Modernizing Ground Truth: Four Shifts Toward Improving Reliability and Validity in AI in Education
Researchers argue single reliability scores like Cohen's kappa are misleading for complex educational AI.
A team of researchers from Carnegie Mellon University and Stanford University, led by Danielle R. Thomas and Conrad Borchers, has published a paper accepted to AIED 2026 that critiques current practices for establishing 'ground truth' in educational AI. The authors argue that the widespread use of generative AI (GenAI) in education is hamstrung by flawed data labeling practices. A key problem is the over-reliance on single inter-rater reliability (IRR) coefficients, like Cohen's kappa, used as a mechanical acceptance threshold (e.g., k > 0.8). They contend this is particularly misleading for educational data, which often involves high-inference constructs (like 'student engagement'), skewed label distributions, and complex multimodal data from tutoring systems.
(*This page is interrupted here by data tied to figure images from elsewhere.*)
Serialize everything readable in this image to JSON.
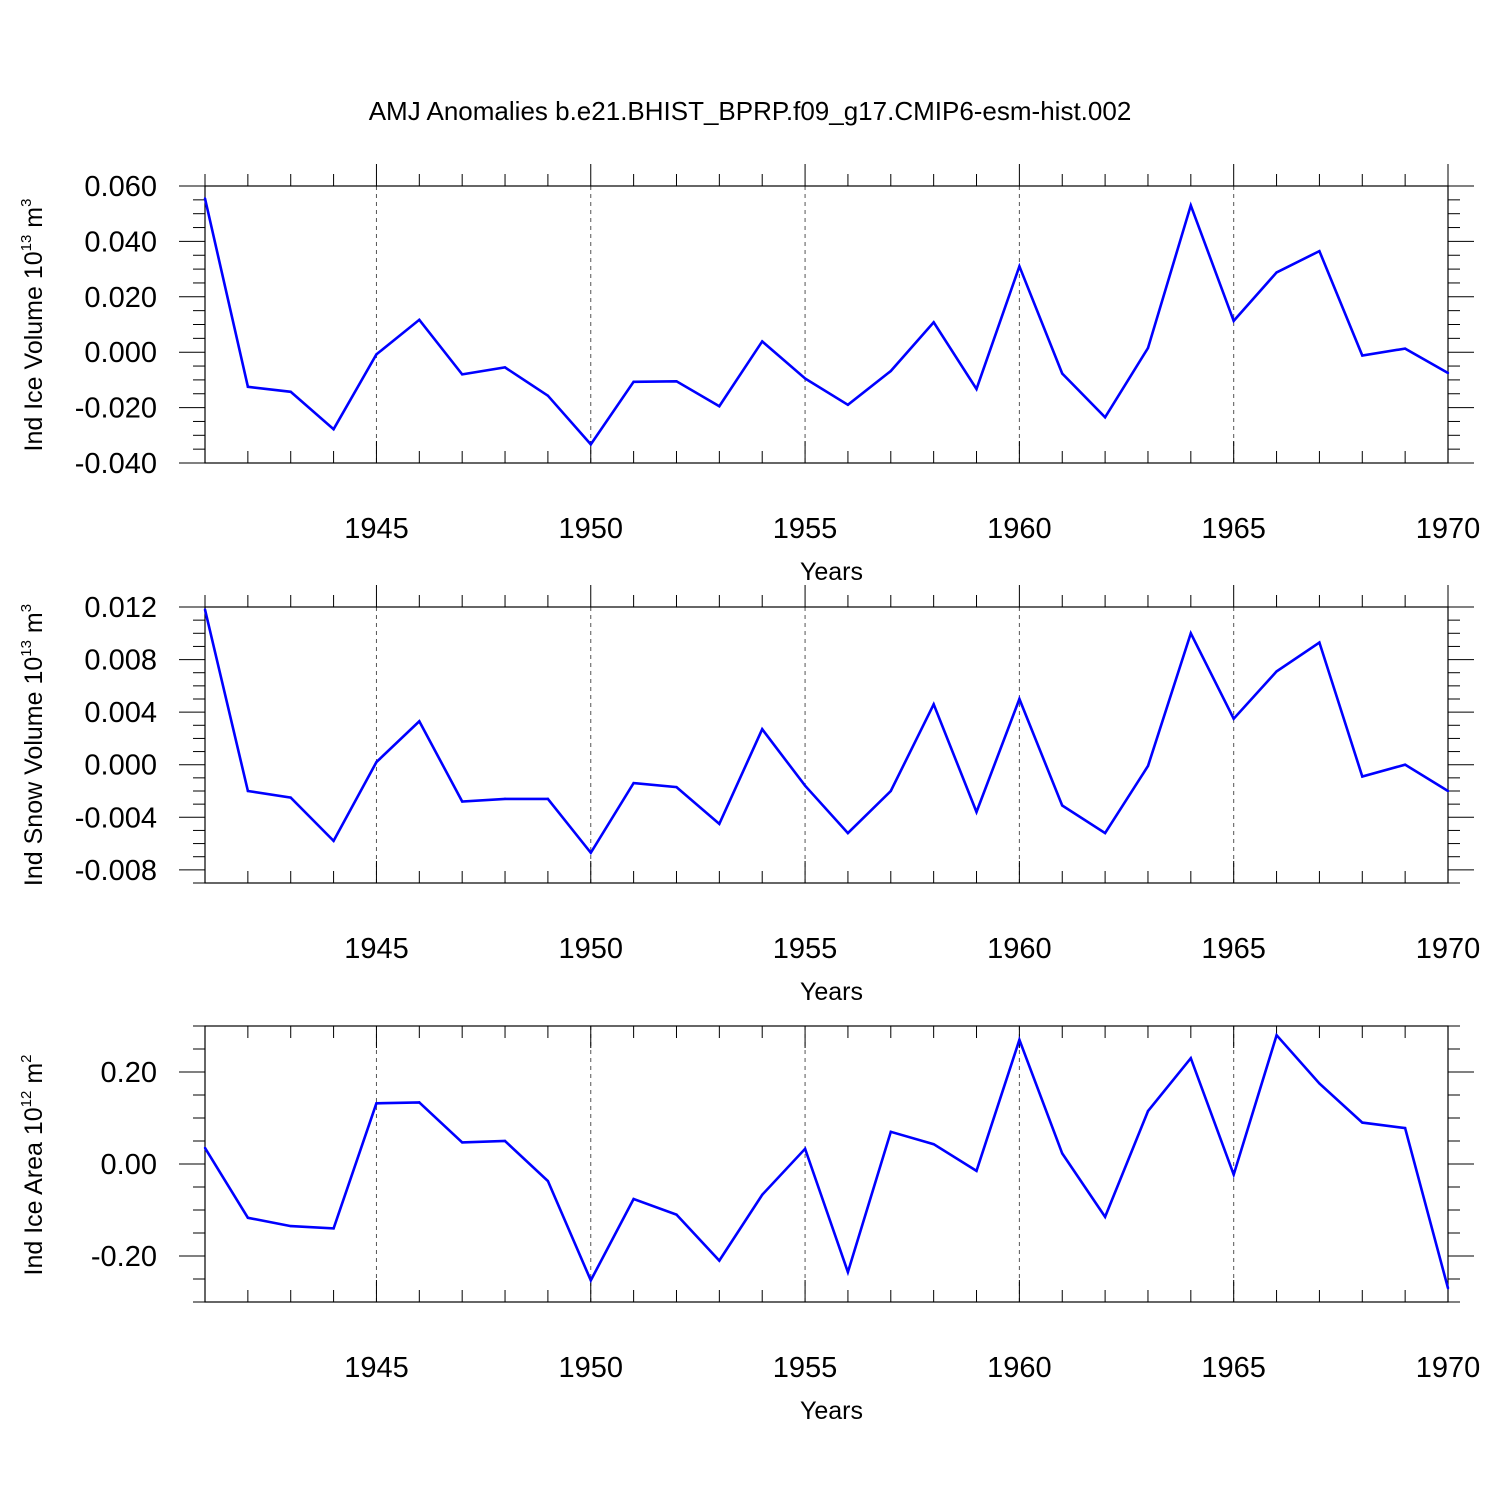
{
  "title": "AMJ Anomalies b.e21.BHIST_BPRP.f09_g17.CMIP6-esm-hist.002",
  "chart_data": [
    {
      "type": "line",
      "ylabel_text": "Ind Ice Volume 10",
      "ylabel_exp": "13",
      "ylabel_unit": " m",
      "ylabel_unit_exp": "3",
      "xlabel": "Years",
      "xlim": [
        1941,
        1970
      ],
      "ylim": [
        -0.04,
        0.06
      ],
      "yticks": [
        -0.04,
        -0.02,
        0.0,
        0.02,
        0.04,
        0.06
      ],
      "ytick_labels": [
        "-0.040",
        "-0.020",
        "0.000",
        "0.020",
        "0.040",
        "0.060"
      ],
      "y_minor_step": 0.005,
      "xticks": [
        1945,
        1950,
        1955,
        1960,
        1965,
        1970
      ],
      "xtick_labels": [
        "1945",
        "1950",
        "1955",
        "1960",
        "1965",
        "1970"
      ],
      "grid": "vertical dashed at major x ticks",
      "line_color": "#0000ff",
      "x": [
        1941,
        1942,
        1943,
        1944,
        1945,
        1946,
        1947,
        1948,
        1949,
        1950,
        1951,
        1952,
        1953,
        1954,
        1955,
        1956,
        1957,
        1958,
        1959,
        1960,
        1961,
        1962,
        1963,
        1964,
        1965,
        1966,
        1967,
        1968,
        1969,
        1970
      ],
      "values": [
        0.0555,
        -0.0125,
        -0.0143,
        -0.0278,
        -0.0008,
        0.0117,
        -0.008,
        -0.0055,
        -0.0157,
        -0.0333,
        -0.0107,
        -0.0105,
        -0.0195,
        0.0039,
        -0.0095,
        -0.019,
        -0.0068,
        0.0108,
        -0.0133,
        0.031,
        -0.0077,
        -0.0235,
        0.0015,
        0.053,
        0.0113,
        0.0288,
        0.0365,
        -0.0012,
        0.0013,
        -0.0075
      ]
    },
    {
      "type": "line",
      "ylabel_text": "Ind Snow Volume 10",
      "ylabel_exp": "13",
      "ylabel_unit": " m",
      "ylabel_unit_exp": "3",
      "xlabel": "Years",
      "xlim": [
        1941,
        1970
      ],
      "ylim": [
        -0.009,
        0.012
      ],
      "yticks": [
        -0.008,
        -0.004,
        0.0,
        0.004,
        0.008,
        0.012
      ],
      "ytick_labels": [
        "-0.008",
        "-0.004",
        "0.000",
        "0.004",
        "0.008",
        "0.012"
      ],
      "y_minor_step": 0.001,
      "xticks": [
        1945,
        1950,
        1955,
        1960,
        1965,
        1970
      ],
      "xtick_labels": [
        "1945",
        "1950",
        "1955",
        "1960",
        "1965",
        "1970"
      ],
      "grid": "vertical dashed at major x ticks",
      "line_color": "#0000ff",
      "x": [
        1941,
        1942,
        1943,
        1944,
        1945,
        1946,
        1947,
        1948,
        1949,
        1950,
        1951,
        1952,
        1953,
        1954,
        1955,
        1956,
        1957,
        1958,
        1959,
        1960,
        1961,
        1962,
        1963,
        1964,
        1965,
        1966,
        1967,
        1968,
        1969,
        1970
      ],
      "values": [
        0.0118,
        -0.002,
        -0.0025,
        -0.0058,
        0.0002,
        0.0033,
        -0.0028,
        -0.0026,
        -0.0026,
        -0.0067,
        -0.0014,
        -0.0017,
        -0.0045,
        0.0027,
        -0.0016,
        -0.0052,
        -0.002,
        0.0046,
        -0.0036,
        0.005,
        -0.0031,
        -0.0052,
        -0.0001,
        0.01,
        0.0035,
        0.0071,
        0.0093,
        -0.0009,
        0.0,
        -0.002
      ]
    },
    {
      "type": "line",
      "ylabel_text": "Ind Ice Area 10",
      "ylabel_exp": "12",
      "ylabel_unit": " m",
      "ylabel_unit_exp": "2",
      "xlabel": "Years",
      "xlim": [
        1941,
        1970
      ],
      "ylim": [
        -0.3,
        0.3
      ],
      "yticks": [
        -0.2,
        0.0,
        0.2
      ],
      "ytick_labels": [
        "-0.20",
        "0.00",
        "0.20"
      ],
      "y_minor_step": 0.05,
      "xticks": [
        1945,
        1950,
        1955,
        1960,
        1965,
        1970
      ],
      "xtick_labels": [
        "1945",
        "1950",
        "1955",
        "1960",
        "1965",
        "1970"
      ],
      "grid": "vertical dashed at major x ticks",
      "line_color": "#0000ff",
      "x": [
        1941,
        1942,
        1943,
        1944,
        1945,
        1946,
        1947,
        1948,
        1949,
        1950,
        1951,
        1952,
        1953,
        1954,
        1955,
        1956,
        1957,
        1958,
        1959,
        1960,
        1961,
        1962,
        1963,
        1964,
        1965,
        1966,
        1967,
        1968,
        1969,
        1970
      ],
      "values": [
        0.035,
        -0.117,
        -0.135,
        -0.14,
        0.132,
        0.134,
        0.047,
        0.05,
        -0.037,
        -0.253,
        -0.076,
        -0.11,
        -0.21,
        -0.067,
        0.033,
        -0.235,
        0.07,
        0.043,
        -0.015,
        0.27,
        0.023,
        -0.115,
        0.115,
        0.23,
        -0.023,
        0.28,
        0.175,
        0.09,
        0.078,
        -0.27
      ]
    }
  ]
}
The paper proposes four concrete shifts to modernize ground truth. First, treat IRR as a diagnostic tool to pinpoint disagreement and refine constructs, not just a pass/fail gate. Second, mandate transparent reporting of rater expertise, codebook development, and data segmentation rules. Third, actively mitigate risks when using large language models (LLMs) as annotators through bias audits and verification workflows to avoid automation bias. Fourth, and most crucially, complement agreement statistics with direct evidence of validity and effectiveness. This includes using uncertainty-aware labeling to capture nuance, running predictive checks to see if labels forecast real outcomes, and conducting 'close-the-loop' evaluations to prove systems trained on the labels actually improve learning beyond a control group.
- Critiques reliance on single IRR scores (e.g., Cohen's kappa >0.8) as a flawed 'gatekeeper' for complex educational data.
- Proposes bias audits and verification workflows to mitigate risks of using LLMs (like GPT-4) as automated annotators.
- Demands 'close-the-loop' evaluations proving AI systems trained on the labels genuinely improve student learning outcomes.
Why It Matters
Ensures AI tutoring and assessment tools are built on valid data, leading to measurable improvements in student learning instead of flawed benchmarks.